Il replia sa cape devant son vêtement en croisant les bras sur sa poitrine. Il avait repéré l'étude qu'elle faisait et n'était pas désireux de la laisser analyser ce qu'elle voyait. Ces capes n'étaient pas en bien meilleur état, mais c'était mieux tout de même.
Elle tenta d'établir un contact visuel, cherchant ses yeux derrière les mèches de cheveux. « Dis-moi que ce n'était pas vrai. »
« Il va falloir être plus précise, Lily. »
« Tu ne l'as pas dit. Tu ne l'as pas dit, n'est-ce pas ? Ce mot, ce mot que tu ne supportes pas d'entendre tes Serpentards prononcer ! Tu ne me l'as pas dit, n'est-ce pas ! Ça ne s'est pas passé, cette scène n'a jamais eu lieu ! »
« Lily… »
Elle secoua la tête négativement. Elle ne voulait pas entendre. Le ton qu'il employait était déjà une réponse. Elle savait qu'Harry était son fils, et celui de James Potter. Ce n'aurait jamais pu avoir eu lieu si elle avait été avec Severus. S'ils avaient encore été amis. Elle ne comprenait pas comment ça avait pu avoir lieu même sans être ami avec Severus.
Elle s'approcha de l'homme. « Oubliette moi. »
« Pardon ? »
« Tu m'as très bien entendu, Severus ! Je ne veux pas savoir ! »
« Je ne le ferais pas Lily. »
« Même si le savoir fait régresser les soi-disant progrès de mon état ? Je ne suis pas folle, Severus. Mais là, je pourrais le devenir ! J'ai vu des souvenirs qui ne m'appartiennent pas et qui décrivent une vie que je ne connais pas, mais qui était la mienne ! Je ne me reconnais pas. »
« Nous ne saurons si cela te perturbe trop, si au contraire un effet positif en ressort ou si rien n'aura changé qu'après quelque temps. Il faut attendre plusieurs jours au moins. »
« Et après ? Tu m'oublietteras ? »
Il resta un moment dans le silence, puis détourna la tête. « Non. »
Mais elle était proche de lui à présent, et pouvait discerner ce qu'elle n'était pas parvenue à comprendre de loin. Ses cheveux étaient mouillés, mais pas par la pluie qui n'était pas tombée.

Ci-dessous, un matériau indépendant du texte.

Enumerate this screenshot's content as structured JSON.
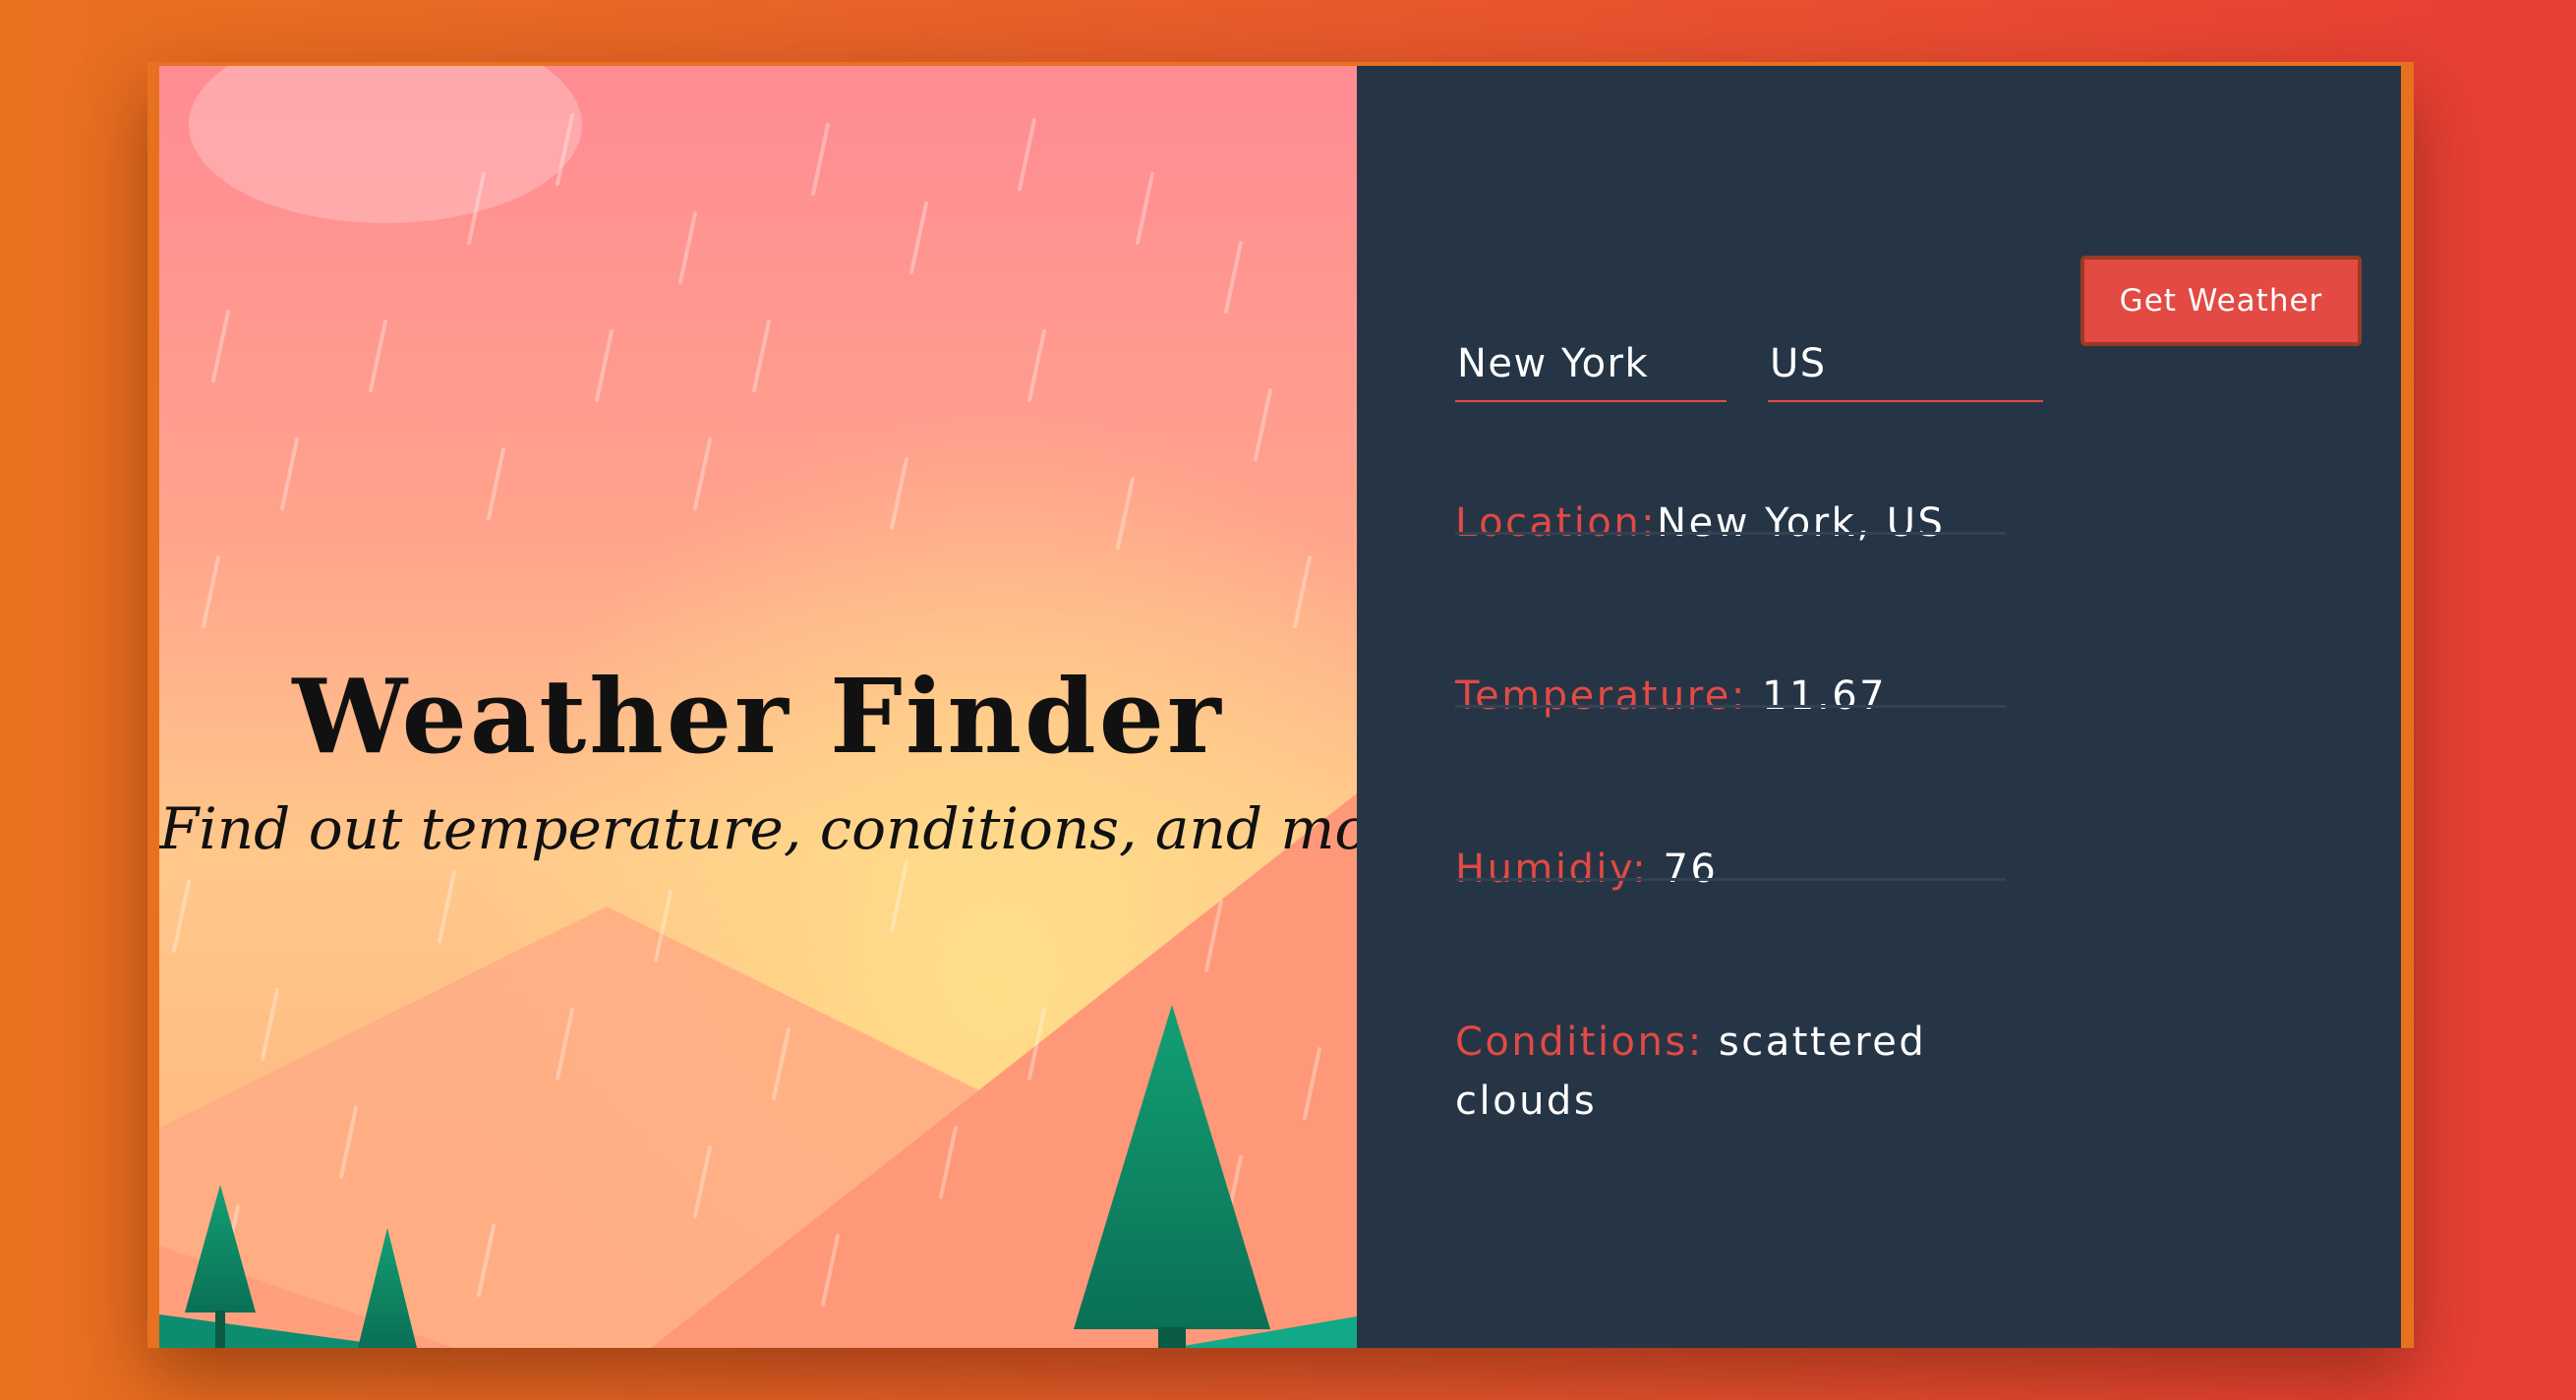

Ils étaient salis par le sang et la sueur.
Vive comme l'éclair, elle repoussa ses cheveux pour voir son visage sur lequel avait indéniablement coulé ce fluide sombre, et qui avait été éclaboussé par quelques projections du sérum rouge.
Il tourna la tête par surprise vers elle, et ne put l'empêcher de tirer sur sa cape pour l'écarter et examiner ses vêtements.
« Nous allons voir Poppy immédiatement. », déclara-t-elle. « Et après, tu feras ton rapport à Dumbledore. Et non, je ne vais pas me coucher tant que je n'aurais pas été assurée que tu vas bien. »
« Il est 5 heures du matin. », grogna-t-il en retour.